Richard Dawkins wrote a book called The God Delusion in 2006 illustrating this claim. The central argument of the book was that religion is a memeplex (a network of ideas), and at the center of that memeplex was the God delusion. The God delusion is like a mind virus and it transmits itself across time by occupying the minds of people and adapting to fit into the worldview of each new generation. The problem is that what is beneficial for the memeplex is not necessarily beneficial to its host. (Consider the celibate priest who spreads Christianity, but never bears any children sharing his genes.)

The following year, a blogger named Mencius Moldbug responded in a series of essays titled How Dawkins Got Pwned. He was mostly in agreement with this model and expanded on the metaphor between genes and memes. Moldbug outlined several mechanisms for how memeplexes can get people to act against their interests. The God delusion, says Moldbug, “is alien to reason – no sensible person would accept it, but by accepting nonsensical doxology you demonstrate your loyalty to the group.”

Moldbug’s essays argue that Dawkins is infected by the meme he argues against. He has a strain of “nontheistic Christianity.” Using the parasite metaphor, he says, “He thinks he is attacking superstition on behalf of the armies of reason. In fact, he is attacking M.41 on behalf of the armies of M.42.” M.41 is the old Christianity that still believes in the God delusion, and M.42 is the new mutation for the nontheistic strain.

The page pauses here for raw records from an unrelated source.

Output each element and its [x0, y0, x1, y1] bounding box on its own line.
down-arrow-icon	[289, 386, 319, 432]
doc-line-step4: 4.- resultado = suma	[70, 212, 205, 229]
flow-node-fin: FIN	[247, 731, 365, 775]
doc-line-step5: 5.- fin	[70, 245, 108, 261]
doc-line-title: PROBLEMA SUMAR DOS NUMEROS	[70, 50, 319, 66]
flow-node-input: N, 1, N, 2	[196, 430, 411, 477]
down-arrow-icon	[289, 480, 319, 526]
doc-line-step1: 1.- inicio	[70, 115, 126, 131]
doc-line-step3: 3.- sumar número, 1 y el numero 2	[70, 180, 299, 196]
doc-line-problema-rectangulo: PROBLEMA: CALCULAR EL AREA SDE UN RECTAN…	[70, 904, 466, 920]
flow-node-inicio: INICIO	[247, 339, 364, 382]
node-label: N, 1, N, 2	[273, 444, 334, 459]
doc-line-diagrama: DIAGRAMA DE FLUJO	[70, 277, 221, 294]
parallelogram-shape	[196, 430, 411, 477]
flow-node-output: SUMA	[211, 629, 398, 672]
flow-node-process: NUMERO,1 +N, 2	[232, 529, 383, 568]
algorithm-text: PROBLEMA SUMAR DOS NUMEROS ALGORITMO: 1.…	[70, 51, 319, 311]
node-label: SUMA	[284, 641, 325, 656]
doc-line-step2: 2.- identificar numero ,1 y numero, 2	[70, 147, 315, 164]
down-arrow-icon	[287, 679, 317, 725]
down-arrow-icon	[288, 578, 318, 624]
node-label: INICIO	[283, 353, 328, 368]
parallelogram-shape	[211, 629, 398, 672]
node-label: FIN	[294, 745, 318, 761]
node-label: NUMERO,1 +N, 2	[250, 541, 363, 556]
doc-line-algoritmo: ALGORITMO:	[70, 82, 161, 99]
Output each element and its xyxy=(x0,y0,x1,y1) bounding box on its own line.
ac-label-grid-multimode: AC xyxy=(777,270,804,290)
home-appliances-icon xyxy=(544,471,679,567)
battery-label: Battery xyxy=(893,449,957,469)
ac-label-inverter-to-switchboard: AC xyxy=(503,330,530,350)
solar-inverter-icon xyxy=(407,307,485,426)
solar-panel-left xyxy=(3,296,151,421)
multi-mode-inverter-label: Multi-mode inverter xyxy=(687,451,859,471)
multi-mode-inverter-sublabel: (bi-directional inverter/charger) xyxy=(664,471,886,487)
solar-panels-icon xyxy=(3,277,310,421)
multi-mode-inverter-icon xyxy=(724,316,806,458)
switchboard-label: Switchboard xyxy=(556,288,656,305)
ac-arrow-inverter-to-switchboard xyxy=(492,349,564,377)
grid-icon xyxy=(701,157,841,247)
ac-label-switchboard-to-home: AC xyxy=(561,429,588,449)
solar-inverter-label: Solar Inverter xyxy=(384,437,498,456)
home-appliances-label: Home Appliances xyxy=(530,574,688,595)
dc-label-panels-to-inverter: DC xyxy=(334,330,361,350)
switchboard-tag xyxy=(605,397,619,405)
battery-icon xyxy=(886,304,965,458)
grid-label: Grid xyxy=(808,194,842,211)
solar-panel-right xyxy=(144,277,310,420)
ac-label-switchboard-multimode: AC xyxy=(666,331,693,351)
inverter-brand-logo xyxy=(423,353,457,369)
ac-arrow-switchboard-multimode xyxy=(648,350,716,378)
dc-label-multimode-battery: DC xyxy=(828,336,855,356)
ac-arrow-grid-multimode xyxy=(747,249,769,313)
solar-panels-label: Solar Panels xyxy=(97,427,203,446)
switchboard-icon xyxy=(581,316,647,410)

Moldbug calls this strain “universalism”, and its hosts tend to believe in the “fair distribution of goods, the futility of violence, the universal brotherhood of man, and the reification of community.” Nontheistic Christianity is just as morbid as theistic Christianity, according to Moldbug, but the evidence for this wasn’t widely available until mobs of people infected with strain M.42 got their first taste of blood from that dentist from Minnesota (Rest in Peace).

M.42 is a pathological memeplex like its predecessor Christianity. It largely infects upper middle-class whites who believe they are marked with an original sin (read [category] privelage). Just like they’re puritanical ancestors, they self-flagellate and apologize for the sinfulness they inherited from generations past. They are very evangelical, the end of the world is near <insert AOC soundbite/> and they restlessly pursue saving the souls who have not yet repented for their ancient sins.